Sebastian shakes his head and makes this loud grunting noise. “Listen, Becky. We already told you we're waiting for the album to get mastered. Daniel told you where we stand. We know you can get us some gigs, but you want way too much. I talked to the dudes from the Bombsquad, and you didn't ask for nearly as much when you first started booking.”

“Because they were a smaller name when I first started working with them than you guys are right now. So if I'm gonna go out on a limb for you guys, I wanna know I'm getting taken care of and I'm not gonna get screwed. I mean, I'm not talking about booking Slim's and the Independent, I'm talking about getting you guys on huge bills in New York and LA, Japan and London. I'm talking about getting you guys prime slots on festival bills.”

“Whatever,” Sebastian groans.

And Jimmy says, “Let's just drop it for now. I'm sick of talking about band shit while I'm getting fucked up. It never leads to anything, and nobody ever remembers making any of the guarantees and promises. It's fuckin' stupid.”

“I agree,” Sebastian says.

“Okay. It's dropped,” Becky says.

She winks at me, which makes me shudder, and then Daniel pokes his head back through the doorway and goes, “Hey, guys, follow me.”

So we all trail Daniel into a bedroom at the other end of this house, and like six people are already in there, including Marco, this pretty built and tough-looking Latino dude, who is one of my other sometimes dealers and who is also one of Ryan's re-upper guys.

“What's going on?” I ask Marco.

“Just making the rounds, guy. You know how it goes. Phone's blowing up. People inviting me everywhere, acting like they're my best friend. Typical weekend night.” He grins, taking out a plastic sack full of baggies.

I notice that his right hand is all scratched up and bruised and swollen. “What happened?” I ask him.

Marco holds his hand up. “With this?”

“Yeah.”

“What happened was somebody owed me too much money for too long.”

“Radical.”

Marco laughs and smacks me in the shoulder. “I love you, James.”

There's a loud knock on the door.

“Shit,” this guy in a full-on red velvet suit groans.

He walks over to the door and says, “Who is it?”

“It's Kat, Joshua. Please let me in.”

And I'm thinking, I wonder if it's one of the, like, ten Kats I seem to know in the city.

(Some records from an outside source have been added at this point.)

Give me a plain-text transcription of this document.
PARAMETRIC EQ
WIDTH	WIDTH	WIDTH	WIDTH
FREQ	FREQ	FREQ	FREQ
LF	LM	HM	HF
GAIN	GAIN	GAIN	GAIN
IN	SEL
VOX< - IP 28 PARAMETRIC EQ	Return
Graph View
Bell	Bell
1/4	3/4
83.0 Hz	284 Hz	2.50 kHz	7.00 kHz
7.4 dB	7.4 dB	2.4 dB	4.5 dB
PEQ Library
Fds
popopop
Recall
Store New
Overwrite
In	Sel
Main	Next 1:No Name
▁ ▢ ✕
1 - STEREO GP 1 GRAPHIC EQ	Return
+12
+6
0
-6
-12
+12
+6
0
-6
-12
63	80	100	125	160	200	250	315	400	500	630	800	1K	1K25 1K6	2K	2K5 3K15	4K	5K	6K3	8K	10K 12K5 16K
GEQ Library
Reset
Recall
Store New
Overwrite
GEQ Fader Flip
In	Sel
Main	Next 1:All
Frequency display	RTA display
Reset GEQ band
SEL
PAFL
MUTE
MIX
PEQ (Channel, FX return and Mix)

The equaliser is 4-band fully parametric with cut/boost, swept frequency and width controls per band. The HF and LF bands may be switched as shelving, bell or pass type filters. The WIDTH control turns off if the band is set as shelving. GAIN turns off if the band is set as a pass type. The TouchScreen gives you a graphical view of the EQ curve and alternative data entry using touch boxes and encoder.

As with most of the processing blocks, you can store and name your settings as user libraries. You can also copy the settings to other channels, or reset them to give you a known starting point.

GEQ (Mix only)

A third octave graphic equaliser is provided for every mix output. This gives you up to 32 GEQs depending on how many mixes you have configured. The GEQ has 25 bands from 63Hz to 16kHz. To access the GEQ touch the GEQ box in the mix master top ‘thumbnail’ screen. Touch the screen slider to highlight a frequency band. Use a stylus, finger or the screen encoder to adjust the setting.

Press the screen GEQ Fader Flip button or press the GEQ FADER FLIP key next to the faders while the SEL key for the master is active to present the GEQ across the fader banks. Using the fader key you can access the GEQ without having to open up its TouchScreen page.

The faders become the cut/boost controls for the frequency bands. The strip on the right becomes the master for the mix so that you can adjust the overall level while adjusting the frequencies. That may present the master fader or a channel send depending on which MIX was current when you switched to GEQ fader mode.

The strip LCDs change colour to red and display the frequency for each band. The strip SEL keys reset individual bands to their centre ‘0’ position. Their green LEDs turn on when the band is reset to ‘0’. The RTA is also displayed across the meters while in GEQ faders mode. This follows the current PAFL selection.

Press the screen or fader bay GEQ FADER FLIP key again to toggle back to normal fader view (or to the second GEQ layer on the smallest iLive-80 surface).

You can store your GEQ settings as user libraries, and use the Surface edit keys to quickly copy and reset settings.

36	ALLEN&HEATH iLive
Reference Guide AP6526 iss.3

“Okay.” Joshua opens the door, and it is one of the Kats I know. Kat York. This tiny black model/fashion designer/set designer/amazing Super 8 photographer/hairdresser. She's the one who dressed me for the
SOMA
fashion shoot, and she also fucked my brains out in the parking lot of the Oakland Coliseum after the Raiders smoked the Jets during a Sunday night game on ESPN. And then again, two nights later, when she came over to my place with a suitcase full of clothes and wigs and dressed up like each of the female characters from my book and let me call her by their names while I smashed her.